Parent lays out plan for city high schools
Whether the seven points prove to be a shiny red bike or a lump of coal for the Queen City, however, Lyscars left to them.
“Ladies and gentlemen, we are at crosswroads in time,” Lyscars said at the Manchester Board of School Committee meeting, dressed in full elf brigade and accompanied by a Santa Claus. “A time when we will collectively work together to solve the educational and budget crisis before us as cooperating adults, for the sake of our children, or we will continue to stall true progress, spend money we don’t have and draw battle lines between each other that are truly unnecessary.”

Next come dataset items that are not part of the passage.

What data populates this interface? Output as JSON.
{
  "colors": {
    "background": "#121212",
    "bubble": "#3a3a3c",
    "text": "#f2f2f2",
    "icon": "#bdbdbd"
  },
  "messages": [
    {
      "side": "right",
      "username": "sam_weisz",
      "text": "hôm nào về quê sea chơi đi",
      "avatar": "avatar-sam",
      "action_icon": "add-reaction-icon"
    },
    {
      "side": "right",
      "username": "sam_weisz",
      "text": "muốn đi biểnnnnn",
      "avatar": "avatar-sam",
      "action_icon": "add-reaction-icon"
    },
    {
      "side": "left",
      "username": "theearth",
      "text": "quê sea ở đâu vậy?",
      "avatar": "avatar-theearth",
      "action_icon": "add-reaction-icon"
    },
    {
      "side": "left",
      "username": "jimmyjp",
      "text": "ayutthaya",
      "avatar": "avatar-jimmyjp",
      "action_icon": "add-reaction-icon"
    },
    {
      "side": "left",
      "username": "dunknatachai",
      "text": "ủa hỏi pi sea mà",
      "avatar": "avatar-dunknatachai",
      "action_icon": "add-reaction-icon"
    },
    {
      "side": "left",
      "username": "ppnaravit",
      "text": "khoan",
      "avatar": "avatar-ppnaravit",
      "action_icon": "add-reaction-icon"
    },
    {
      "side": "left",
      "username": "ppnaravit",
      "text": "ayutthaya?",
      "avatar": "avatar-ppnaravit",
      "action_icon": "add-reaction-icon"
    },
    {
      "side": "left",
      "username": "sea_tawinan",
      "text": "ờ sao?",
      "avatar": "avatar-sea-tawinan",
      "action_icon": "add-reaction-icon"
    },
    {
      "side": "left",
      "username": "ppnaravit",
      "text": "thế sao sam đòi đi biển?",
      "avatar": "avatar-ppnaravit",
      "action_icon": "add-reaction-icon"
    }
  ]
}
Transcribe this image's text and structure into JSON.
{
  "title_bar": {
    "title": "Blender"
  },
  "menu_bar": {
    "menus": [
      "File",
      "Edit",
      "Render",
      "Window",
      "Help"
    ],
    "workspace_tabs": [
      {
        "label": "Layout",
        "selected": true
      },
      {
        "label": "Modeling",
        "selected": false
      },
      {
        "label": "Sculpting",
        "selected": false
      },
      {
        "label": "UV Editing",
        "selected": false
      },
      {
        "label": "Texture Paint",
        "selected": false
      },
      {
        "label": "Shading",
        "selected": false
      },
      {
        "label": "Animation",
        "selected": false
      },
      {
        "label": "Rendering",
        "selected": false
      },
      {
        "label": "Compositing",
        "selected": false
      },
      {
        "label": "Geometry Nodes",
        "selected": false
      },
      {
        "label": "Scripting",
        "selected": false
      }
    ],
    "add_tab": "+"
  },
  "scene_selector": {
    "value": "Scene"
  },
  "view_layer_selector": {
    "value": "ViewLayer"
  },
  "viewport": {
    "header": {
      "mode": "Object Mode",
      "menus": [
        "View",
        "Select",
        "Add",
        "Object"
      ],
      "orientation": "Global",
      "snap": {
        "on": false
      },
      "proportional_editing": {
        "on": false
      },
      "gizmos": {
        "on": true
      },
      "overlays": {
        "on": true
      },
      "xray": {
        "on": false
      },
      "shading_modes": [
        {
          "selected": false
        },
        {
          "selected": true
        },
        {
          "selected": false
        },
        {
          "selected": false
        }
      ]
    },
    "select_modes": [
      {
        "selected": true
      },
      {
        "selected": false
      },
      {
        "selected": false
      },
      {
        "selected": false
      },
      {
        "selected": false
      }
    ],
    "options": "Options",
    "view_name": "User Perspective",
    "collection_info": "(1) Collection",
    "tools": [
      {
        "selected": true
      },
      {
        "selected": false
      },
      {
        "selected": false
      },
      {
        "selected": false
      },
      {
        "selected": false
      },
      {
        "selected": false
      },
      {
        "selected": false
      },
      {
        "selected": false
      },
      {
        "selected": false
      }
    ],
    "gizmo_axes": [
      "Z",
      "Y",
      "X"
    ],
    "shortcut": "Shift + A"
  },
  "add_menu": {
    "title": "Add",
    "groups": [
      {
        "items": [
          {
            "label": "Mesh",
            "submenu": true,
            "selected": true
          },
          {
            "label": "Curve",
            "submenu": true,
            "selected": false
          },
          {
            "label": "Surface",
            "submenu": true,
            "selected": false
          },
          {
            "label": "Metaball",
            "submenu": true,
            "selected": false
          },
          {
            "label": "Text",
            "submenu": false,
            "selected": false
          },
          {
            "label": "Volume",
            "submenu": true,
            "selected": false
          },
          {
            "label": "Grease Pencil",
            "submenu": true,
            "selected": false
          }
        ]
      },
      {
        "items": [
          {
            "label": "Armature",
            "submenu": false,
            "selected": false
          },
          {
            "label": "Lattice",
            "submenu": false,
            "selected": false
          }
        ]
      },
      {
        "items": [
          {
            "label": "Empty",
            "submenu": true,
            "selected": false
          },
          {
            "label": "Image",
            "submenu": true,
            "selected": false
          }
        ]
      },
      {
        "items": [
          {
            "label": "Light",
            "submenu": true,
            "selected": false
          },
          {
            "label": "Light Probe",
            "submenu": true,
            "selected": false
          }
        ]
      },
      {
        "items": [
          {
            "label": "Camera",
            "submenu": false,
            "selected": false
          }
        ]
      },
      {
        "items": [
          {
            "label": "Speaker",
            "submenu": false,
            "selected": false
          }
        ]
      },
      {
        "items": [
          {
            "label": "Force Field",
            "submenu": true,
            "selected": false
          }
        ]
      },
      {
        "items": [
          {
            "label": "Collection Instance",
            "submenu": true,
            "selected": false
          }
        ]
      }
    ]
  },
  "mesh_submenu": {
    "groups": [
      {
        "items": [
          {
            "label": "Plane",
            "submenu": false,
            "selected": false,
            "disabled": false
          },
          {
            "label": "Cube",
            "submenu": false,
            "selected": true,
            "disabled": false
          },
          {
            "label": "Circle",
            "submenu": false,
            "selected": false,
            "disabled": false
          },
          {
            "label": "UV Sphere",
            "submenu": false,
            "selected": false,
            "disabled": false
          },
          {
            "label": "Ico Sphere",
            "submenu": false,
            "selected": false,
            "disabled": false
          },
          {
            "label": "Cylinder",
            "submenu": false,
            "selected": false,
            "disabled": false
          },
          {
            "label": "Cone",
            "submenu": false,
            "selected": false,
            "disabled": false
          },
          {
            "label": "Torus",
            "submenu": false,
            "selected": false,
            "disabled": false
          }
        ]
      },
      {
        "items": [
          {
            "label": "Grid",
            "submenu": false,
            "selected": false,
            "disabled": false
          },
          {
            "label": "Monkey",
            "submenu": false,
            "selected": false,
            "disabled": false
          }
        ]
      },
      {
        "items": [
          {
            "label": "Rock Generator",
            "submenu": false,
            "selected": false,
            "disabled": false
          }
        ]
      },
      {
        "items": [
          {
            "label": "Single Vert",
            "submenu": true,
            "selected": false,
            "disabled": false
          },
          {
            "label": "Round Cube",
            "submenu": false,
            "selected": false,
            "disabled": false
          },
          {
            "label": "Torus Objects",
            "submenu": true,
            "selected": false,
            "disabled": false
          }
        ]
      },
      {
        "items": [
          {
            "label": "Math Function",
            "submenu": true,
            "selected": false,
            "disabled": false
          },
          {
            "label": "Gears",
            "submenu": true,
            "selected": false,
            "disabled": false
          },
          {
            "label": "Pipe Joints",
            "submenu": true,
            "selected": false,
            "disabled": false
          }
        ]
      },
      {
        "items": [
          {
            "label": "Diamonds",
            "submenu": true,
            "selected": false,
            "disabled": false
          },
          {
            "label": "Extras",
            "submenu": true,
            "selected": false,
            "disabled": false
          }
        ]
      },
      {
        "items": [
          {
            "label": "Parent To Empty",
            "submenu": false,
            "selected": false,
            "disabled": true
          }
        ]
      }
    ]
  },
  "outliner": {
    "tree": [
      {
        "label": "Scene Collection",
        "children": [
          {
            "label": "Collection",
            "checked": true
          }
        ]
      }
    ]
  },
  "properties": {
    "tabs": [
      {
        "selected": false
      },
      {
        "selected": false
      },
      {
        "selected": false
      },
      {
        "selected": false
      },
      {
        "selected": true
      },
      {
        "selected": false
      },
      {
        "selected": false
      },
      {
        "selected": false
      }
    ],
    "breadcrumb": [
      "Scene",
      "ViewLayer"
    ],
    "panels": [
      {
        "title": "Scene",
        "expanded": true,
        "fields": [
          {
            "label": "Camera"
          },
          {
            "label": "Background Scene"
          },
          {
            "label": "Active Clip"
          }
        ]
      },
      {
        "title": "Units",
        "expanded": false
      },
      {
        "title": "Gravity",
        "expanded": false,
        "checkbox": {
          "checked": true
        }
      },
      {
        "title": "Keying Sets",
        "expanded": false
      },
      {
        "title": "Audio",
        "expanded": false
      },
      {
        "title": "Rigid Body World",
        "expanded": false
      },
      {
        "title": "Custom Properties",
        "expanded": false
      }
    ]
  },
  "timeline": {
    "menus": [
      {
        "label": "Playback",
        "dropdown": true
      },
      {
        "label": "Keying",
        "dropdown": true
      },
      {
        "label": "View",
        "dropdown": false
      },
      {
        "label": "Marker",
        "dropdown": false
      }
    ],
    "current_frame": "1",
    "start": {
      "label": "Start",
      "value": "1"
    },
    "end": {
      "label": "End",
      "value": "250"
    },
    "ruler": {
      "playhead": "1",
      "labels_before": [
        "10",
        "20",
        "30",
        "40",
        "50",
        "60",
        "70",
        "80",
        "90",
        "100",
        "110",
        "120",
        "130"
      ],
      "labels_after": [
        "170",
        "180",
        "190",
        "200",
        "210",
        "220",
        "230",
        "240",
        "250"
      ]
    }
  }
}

At the Dec. 10 meeting, Lyscars informed the mayor that should the city not follow through on his plan, it would be posted publicly so that “all the citizens of Manchester, Hooksett and Candia will see what was proposed, and that the leadership refused to act.”
The seven points are as follows:
First, Lyscars asked for the “amicable withdrawal from our current contract,” arguing that the legal proceedings for breach will be costly and lengthy, and ultimately prove far more destructive for Manchester in the long term due to the loss of tuition and capital costs should the breach be upheld, which Lyscars is confident it would be.
Second, Lyscars proposed a five-year contract be negotiated so that the parties may “take a fresh look” at one another.
“This will drive Manchester to be competitive,” argues Lyscars, “and once again be the shining light on top of the hill for the state of New Hampshire when it comes to the education of high school students.”
Third, Lyscars stipulates that this contract should contain no minimum enrollment figure, leaving it “up to each family to choose Manchester or not.”
Fourth, on the other end, Manchester would be allowed to set a maximum enrollment figure for Central and West High. This, he argues, would give Manchester a mechanism for mitigating the overcrowding problem.
Fifth, Lyscars asks Gatsas to go before the Charter Commission and secure representation for Hooksett and Candia on the Board of School Committee.
“You must admit,” Lyscars said, “if you sent your children somewhere else, you would want to ensure their best interests were represented, and more importantly, you would want to help to solve any educational problems and provide solutions to those problems.”
Sixth, all students currently attending Central or West High Schools are to be allowed to continue their attendance “the school of their choice” through graduation.
Seventh, Lyscars asks for the language for the breach procedure, including the 180 recovery period, to be preserved, with “a caveat and ‘exception’ language to last a specific time frame to recover from the current problem.”